I hope you enjoyed reading Anna Parkes’ testimonial about her life as recorded in the Federal Writer’s Project. Again, my purpose in including her testimonial is, in some small way, to allow her voice to be heard once again. As wonderful a project as “Born in Slavery” was as undertaken by the government in the 1930s, it would be easy for these testimonials to be buried in the archive and neglected. Since I have a personal connection to Anna Parkes and Susan Castle, I feel a sense of responsibility to not only hear their voices, but to introduce them to the world in which I live.
Let’s now hear from Susan Castle. She and her family served my great-great-great grandfather, T. R. R. Cobb in Athens, Georgia. Let me offer a heads-up as we prepare to read her words: she frequently uses the n-word to describe herself and other black people. I thought about editing it out, but was loathe to do so because these are Susan’s words, and they are in a very real sense, sacred. We just need to bear in mind that this word was much more accepted in the time and context. We can also read the word and be reminded of the many ways in which African Americans were degraded as a race by slavery and by virulent racism during this period.
The picture above was taken at the turn of the twentieth century. As you’ll see in Susan’s testimonial, she continued on with the Hull family after the war. Susan is standing with her little boy on the left with the Hull children. My grandmother’s mother, Sally Hull, is among the children.
PLANTATION LIFE AS VIEWED BY AN EX-SLAVE
1257 W. Hancock Ave.
Written by: Sadie B. Hornsby
Edited by: Sarah H. Hall
John N. Booth
Federal Writers’ Project
On a beautiful morning in April, the interviewer found Susan sitting in the door of her cabin. When asked if she would like to talk about the old plantation days, she replied: “Yes Ma’am, I don’t mind tellin’ what I know, but for dat I done forgot I sho’ ain’t gwine make nothin’ up. For one thing, I ain’t never lived on no plantation. I was a house servant in town.” She added: “Do you mind me axin’ you one favor?” Consent was given and she continued: “Dat is, please don’t call me Aunt Susan; it makes me feel lak I was a hundred years old.
“I was borned in Clarke County, March 7, 1860; I believes dat’s what dey say. Mudder was named Fannie and Pappy’s name was Willis. Us chillum called ‘im Pappy lak he was de onliest one in de world. He fust belonged to Marse Maxwell of Savannah, Georgia.
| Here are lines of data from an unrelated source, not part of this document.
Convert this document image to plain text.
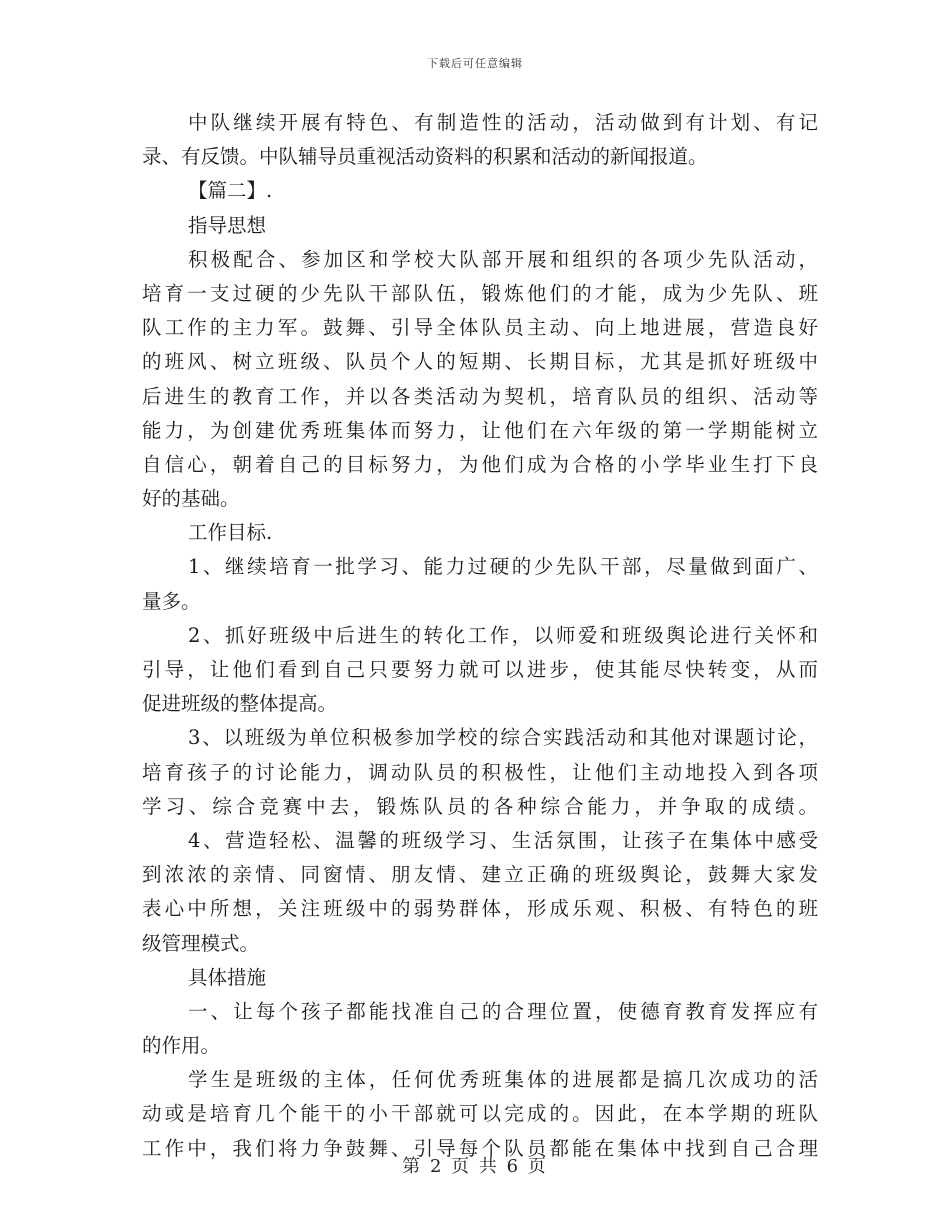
下载后可任意编辑
中队继续开展有特色、有制造性的活动，活动做到有计划、有记
录、有反馈。中队辅导员重视活动资料的积累和活动的新闻报道。
【篇二】.
指导思想
积极配合、参加区和学校大队部开展和组织的各项少先队活动，
培育一支过硬的少先队干部队伍，锻炼他们的才能，成为少先队、班
队工作的主力军。鼓舞、引导全体队员主动、向上地进展，营造良好
的班风、树立班级、队员个人的短期、长期目标，尤其是抓好班级中
后进生的教育工作，并以各类活动为契机，培育队员的组织、活动等
能力，为创建优秀班集体而努力，让他们在六年级的第一学期能树立
自信心，朝着自己的目标努力，为他们成为合格的小学毕业生打下良
好的基础。
工作目标.
1、继续培育一批学习、能力过硬的少先队干部，尽量做到面广、
量多。
2、抓好班级中后进生的转化工作，以师爱和班级舆论进行关怀和
引导，让他们看到自己只要努力就可以进步，使其能尽快转变，从而
促进班级的整体提高。
3、以班级为单位积极参加学校的综合实践活动和其他对课题讨论，
培育孩子的讨论能力，调动队员的积极性，让他们主动地投入到各项
学习、综合竞赛中去，锻炼队员的各种综合能力，并争取的成绩。
4、营造轻松、温馨的班级学习、生活氛围，让孩子在集体中感受
到浓浓的亲情、同窗情、朋友情、建立正确的班级舆论，鼓舞大家发
表心中所想，关注班级中的弱势群体，形成乐观、积极、有特色的班
级管理模式。
具体措施
一、让每个孩子都能找准自己的合理位置，使德育教育发挥应有
的作用。
学生是班级的主体，任何优秀班集体的进展都是搞几次成功的活
动或是培育几个能干的小干部就可以完成的。因此，在本学期的班队
工作中，我们将力争鼓舞、引导每个队员都能在集体中找到自己合理
第 2 页 共 6 页
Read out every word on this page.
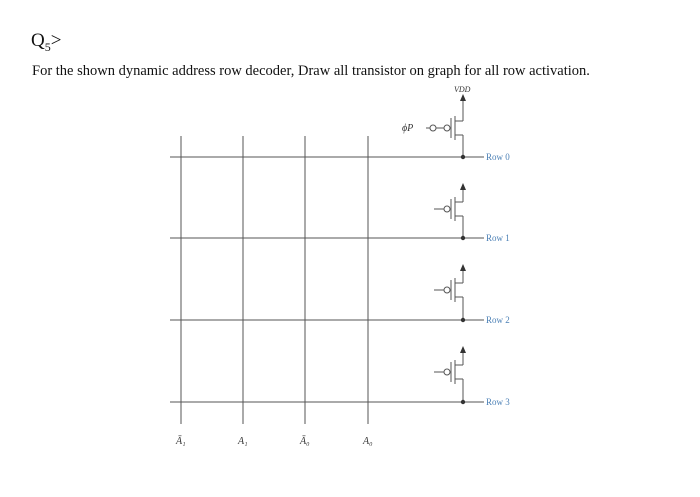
$Q_5>$
For the shown dynamic address row decoder, Draw all transistor on graph for all row activation.
VDD
ϕP
Row 0
Row 1
Row 2
Row 3
Ā₁	A₁	Ā₀	A₀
I was so little I disremembers how Pappy came by de name of Castle. In all de seben of us chillum, I didn’t have but one brudder, and his name was Johnny. My five sisters was Mary, Louvenia, Rosa, Fannie, and Sarah. All I ‘members ‘bout us chilluns was dat us played lak chilluns will do.
“In de quarters us had old timey beds and cheers, but I’ll tell you whar I slept most times. Hit was on a cot right at de foot of Mist’ess’ bed. I stayed at de big house most of de time at night, and ‘fore bedtime I sot close by Mist’ess on a foot stool she had special for me.
“All I recollects ‘bout my gran’ma was she belonged to General Thomas R. R. Cobb, and us called ‘im Marse Thomas. Gran’ma Susan wouldn’t do right so Marse Thomas sold her on de block.
“Us had evvything good to eat. Marse Thomas was a rich man and fed ‘is Niggers well. Dey cooked in a big open fireplace and biled greens and some of de udder vitals in a great big pot what swung on a rack. Meat, fish and chickens was fried in a griddle iron what was sot on a flat topped trivet wid slits to let de fire thoo. Dey called it a trivet ‘cause it sot on three legs and hot coals was raked up under it. Hoe cakes made out of cornmeal and wheat flour sho’ was good cooked on dat griddle. ‘Tatoes was roasted in de ashes, and dey cooked break what dey called ash cake in de ashes. Pound cake, fruit cake, light bread and biscuits was baked in a great big round pot, only dey warn’t as deep as de pots dey biled in; dese was called ovens. Makes me hongry to think ‘bout all dem good vitals now.
“Oh! Yes Ma’am, us had plenty ‘possums. Pappy used to cotch so many sometimes he jest put ‘em in a box and let us eat ‘em when us got ready. ‘Possums tasted better atter dey was put up in a box and fattened a while. Us didn’t have many rabbits; dey warn’t as much in style den as dey is now, and de style of eatin’ ‘possums lak dey done in slav’ry times, dat is ‘bout over. Dey eats ‘em some yet, but it ain’t stylish no mo’. Us chillum used to go fishin’ in Moore’s Branch; one would stand on one side of de branch wid a stick, and one on de udder side would roust de fishes out. When dey come to de top and jump up, us would hit ‘em on de head, and de grown folks would cook ‘em. Dere warn’t but one gyarden, but dat had plenty in it for evvybody.